Last December, Osborne founded A Mitzvah to Eat, an initiative aimed to create a supportive community for people who need to need to eat on Yom Kippur, as well as “for people who need to relate to mitzvot differently to protect their lives, protect their health, and reduce their suffering.”
A Mitzvah to Eat creates prayers, provides resources, starts conversations via social media, and is building a community. The organisation recently released a prayer guide and a letter to rabbis about how to relate to people who are not fasting on Yom Kippur – to be aware of potential for harm, and to make spaces for non-fasters in the community.
Originally targeting people who need to eat on fast days, “it very quickly became clear that there are many different places where people also needed support,” Osborne says.
One issue that emerged from her work was that there are people who need to eat chametz [leavened bread] on Passover and may be feeling the same isolation and shame as people who eat on Yom Kippur.
To wit, the public shaming of people eating chametz on Passover was central in bringing down the Israeli government earlier this year. The Supreme Court had ruled that it was illegal for security guards to check the bags of hospital visitors for chametz.
But when the Health Minister tried to enforce that law, then Knesset Speaker Idit Silman fiercely objected, arguing that Israel was a Jewish state and that even in Holocaust concentration camps people refused to eat chametz on Passover, and therefore everyone in Israel must do the same – even people in hospital, non-Jews, visitors and tourists.
The idea that there are legitimate reasons for practicing Jews to eat chametz on Passover never made it into the public discourse. Silman’s stand led to her quitting the fragile coalition and bringing the rest of the government down with her. So much for a mitzvah to eat.
There are also people who need to eat chametz on Passover and may be feeling the same isolation and shame as people who eat on Yom Kippur.
I asked Osborne what forces people to eat chametz on Passover, or any food on Yom Kippur, and she said it was the policy of her organisation to explain the general concept, rather to list specific conditions. “If we said, ‘it's because of this condition or that condition,’ we might inadvertently send a message that only if someone has one of those conditions that that would be a valid reason.”

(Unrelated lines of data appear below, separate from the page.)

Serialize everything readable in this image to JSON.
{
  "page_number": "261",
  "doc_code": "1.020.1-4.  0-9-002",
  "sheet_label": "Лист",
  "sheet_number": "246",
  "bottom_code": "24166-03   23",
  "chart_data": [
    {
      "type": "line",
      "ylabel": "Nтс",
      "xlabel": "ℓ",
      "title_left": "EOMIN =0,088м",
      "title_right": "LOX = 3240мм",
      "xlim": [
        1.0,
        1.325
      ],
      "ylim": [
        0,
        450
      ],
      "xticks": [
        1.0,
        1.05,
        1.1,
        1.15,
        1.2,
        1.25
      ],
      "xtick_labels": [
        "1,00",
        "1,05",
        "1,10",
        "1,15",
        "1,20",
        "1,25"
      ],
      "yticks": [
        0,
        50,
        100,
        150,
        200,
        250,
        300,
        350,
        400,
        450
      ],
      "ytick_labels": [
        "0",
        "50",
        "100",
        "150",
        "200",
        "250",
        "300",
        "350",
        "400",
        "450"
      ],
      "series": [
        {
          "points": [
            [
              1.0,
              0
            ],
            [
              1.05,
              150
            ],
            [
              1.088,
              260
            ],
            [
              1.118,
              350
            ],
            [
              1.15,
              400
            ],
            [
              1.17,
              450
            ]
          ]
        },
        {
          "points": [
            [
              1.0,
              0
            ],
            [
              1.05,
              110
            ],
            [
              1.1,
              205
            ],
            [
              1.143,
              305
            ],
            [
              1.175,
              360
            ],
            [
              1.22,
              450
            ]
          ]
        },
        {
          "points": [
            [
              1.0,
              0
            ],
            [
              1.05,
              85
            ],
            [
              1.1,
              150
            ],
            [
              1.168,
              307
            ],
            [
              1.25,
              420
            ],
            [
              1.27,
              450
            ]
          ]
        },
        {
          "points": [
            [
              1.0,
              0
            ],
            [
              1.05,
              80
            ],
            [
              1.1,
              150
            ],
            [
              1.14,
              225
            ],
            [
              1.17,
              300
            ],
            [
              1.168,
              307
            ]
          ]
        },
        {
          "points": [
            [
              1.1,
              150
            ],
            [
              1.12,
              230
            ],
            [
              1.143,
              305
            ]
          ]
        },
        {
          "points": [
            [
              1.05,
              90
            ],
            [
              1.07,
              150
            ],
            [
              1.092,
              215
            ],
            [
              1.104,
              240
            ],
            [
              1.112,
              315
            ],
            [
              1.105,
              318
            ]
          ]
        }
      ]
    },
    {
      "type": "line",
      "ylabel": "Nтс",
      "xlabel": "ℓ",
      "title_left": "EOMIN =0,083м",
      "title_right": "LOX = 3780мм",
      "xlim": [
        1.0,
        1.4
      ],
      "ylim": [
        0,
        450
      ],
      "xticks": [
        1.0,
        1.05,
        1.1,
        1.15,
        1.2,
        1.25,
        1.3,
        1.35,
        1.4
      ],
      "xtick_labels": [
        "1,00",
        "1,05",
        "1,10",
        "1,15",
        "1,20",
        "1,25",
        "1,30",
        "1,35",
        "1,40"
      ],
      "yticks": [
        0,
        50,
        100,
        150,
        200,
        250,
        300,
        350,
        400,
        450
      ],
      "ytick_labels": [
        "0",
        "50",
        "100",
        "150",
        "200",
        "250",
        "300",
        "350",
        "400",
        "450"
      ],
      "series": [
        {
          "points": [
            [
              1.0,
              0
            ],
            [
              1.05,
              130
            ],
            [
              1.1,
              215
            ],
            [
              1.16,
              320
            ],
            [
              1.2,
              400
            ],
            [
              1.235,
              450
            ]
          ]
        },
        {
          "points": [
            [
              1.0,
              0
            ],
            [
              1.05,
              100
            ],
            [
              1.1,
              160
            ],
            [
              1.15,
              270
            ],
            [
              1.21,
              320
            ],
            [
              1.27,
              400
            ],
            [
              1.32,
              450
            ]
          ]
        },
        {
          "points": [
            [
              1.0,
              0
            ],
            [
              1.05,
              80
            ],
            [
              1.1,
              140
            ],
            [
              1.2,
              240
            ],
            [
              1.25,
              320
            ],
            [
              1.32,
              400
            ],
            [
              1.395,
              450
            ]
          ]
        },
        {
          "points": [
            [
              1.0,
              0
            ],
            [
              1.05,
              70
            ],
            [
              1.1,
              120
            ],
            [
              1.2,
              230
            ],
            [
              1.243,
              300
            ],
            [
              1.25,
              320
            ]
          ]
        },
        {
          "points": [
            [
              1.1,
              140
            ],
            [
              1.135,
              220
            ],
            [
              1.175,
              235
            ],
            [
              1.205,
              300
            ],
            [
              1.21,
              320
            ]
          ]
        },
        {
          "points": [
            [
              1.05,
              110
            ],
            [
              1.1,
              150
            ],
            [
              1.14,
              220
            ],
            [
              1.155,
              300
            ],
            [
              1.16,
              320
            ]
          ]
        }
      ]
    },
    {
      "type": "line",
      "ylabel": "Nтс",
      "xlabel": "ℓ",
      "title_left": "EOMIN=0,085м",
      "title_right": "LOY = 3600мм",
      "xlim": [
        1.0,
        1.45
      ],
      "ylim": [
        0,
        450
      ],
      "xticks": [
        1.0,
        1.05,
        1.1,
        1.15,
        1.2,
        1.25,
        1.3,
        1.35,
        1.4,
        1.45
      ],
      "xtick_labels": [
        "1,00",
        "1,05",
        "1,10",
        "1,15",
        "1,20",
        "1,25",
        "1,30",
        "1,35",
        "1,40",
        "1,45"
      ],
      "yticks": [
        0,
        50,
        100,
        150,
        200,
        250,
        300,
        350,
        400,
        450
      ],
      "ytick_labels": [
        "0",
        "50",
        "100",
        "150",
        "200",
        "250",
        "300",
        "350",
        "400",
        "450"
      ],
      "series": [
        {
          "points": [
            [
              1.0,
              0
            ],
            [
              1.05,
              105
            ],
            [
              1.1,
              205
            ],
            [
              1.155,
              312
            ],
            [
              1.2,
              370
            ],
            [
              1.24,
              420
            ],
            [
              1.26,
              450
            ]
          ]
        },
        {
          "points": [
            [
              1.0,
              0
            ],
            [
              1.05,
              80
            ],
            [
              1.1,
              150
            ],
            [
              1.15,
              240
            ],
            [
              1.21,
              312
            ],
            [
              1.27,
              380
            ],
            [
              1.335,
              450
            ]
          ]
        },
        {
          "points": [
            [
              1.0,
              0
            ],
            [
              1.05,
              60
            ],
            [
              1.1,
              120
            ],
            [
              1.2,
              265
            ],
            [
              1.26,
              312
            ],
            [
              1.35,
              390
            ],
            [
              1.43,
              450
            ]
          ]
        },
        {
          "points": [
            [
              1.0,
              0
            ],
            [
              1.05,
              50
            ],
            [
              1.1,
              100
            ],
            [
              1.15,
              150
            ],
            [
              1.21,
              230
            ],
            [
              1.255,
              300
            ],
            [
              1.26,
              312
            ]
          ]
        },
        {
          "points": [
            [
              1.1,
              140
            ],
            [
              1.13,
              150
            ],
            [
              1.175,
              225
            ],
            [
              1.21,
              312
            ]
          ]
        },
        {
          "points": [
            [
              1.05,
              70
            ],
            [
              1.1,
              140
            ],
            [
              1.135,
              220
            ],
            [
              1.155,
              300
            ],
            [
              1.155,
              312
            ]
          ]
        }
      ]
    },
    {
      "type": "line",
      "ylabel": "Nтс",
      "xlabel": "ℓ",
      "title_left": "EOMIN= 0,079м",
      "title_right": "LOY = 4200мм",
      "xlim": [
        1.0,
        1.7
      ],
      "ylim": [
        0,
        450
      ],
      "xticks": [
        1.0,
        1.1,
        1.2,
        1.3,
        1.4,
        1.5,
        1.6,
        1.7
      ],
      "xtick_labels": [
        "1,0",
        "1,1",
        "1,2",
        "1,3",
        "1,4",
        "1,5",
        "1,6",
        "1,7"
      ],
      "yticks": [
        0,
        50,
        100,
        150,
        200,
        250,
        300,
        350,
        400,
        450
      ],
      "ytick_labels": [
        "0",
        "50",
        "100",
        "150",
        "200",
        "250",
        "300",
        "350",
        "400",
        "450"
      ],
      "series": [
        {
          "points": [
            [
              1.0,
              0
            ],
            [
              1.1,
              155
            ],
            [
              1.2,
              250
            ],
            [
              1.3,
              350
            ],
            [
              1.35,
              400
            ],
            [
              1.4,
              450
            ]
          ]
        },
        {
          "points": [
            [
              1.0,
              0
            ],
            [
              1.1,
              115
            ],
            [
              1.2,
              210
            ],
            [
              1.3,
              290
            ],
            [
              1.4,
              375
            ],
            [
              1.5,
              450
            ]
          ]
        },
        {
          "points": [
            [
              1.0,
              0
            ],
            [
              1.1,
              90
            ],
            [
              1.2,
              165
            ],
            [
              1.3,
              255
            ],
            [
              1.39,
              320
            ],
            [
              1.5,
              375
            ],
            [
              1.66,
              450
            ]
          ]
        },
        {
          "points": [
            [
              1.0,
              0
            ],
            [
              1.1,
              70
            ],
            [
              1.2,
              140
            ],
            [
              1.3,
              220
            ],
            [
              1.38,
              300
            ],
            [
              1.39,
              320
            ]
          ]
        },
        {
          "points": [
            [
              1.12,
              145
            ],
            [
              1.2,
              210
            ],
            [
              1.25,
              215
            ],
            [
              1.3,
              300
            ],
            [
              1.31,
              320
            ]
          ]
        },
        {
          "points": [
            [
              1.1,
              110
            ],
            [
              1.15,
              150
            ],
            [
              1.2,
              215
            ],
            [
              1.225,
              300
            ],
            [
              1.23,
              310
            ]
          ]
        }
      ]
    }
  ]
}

Instead, the initiative spreads the general concept via posts on social media and its website.
“The concept is that it is a mitzvah to clean our houses of chametz, or fast on Yom Kippur, as long as it won’t harm us,” she says. “That last part – as long as it won’t harm us – is usually left out when people teach about these things.
“What separates us from some of the others doing this kind of work is that we don’t focus on particular conditions,” she explains. “I want everyone's whole self to be seen. People are more than their condition for one thing.”
Thus far, the initiative has been receiving positive responses.
“The Judaism I love is the Judaism that treasures life and doesn’t want us to suffer,” Osborne says. “That isn’t the Judaism that we always see, but it is the one I want to uplift.”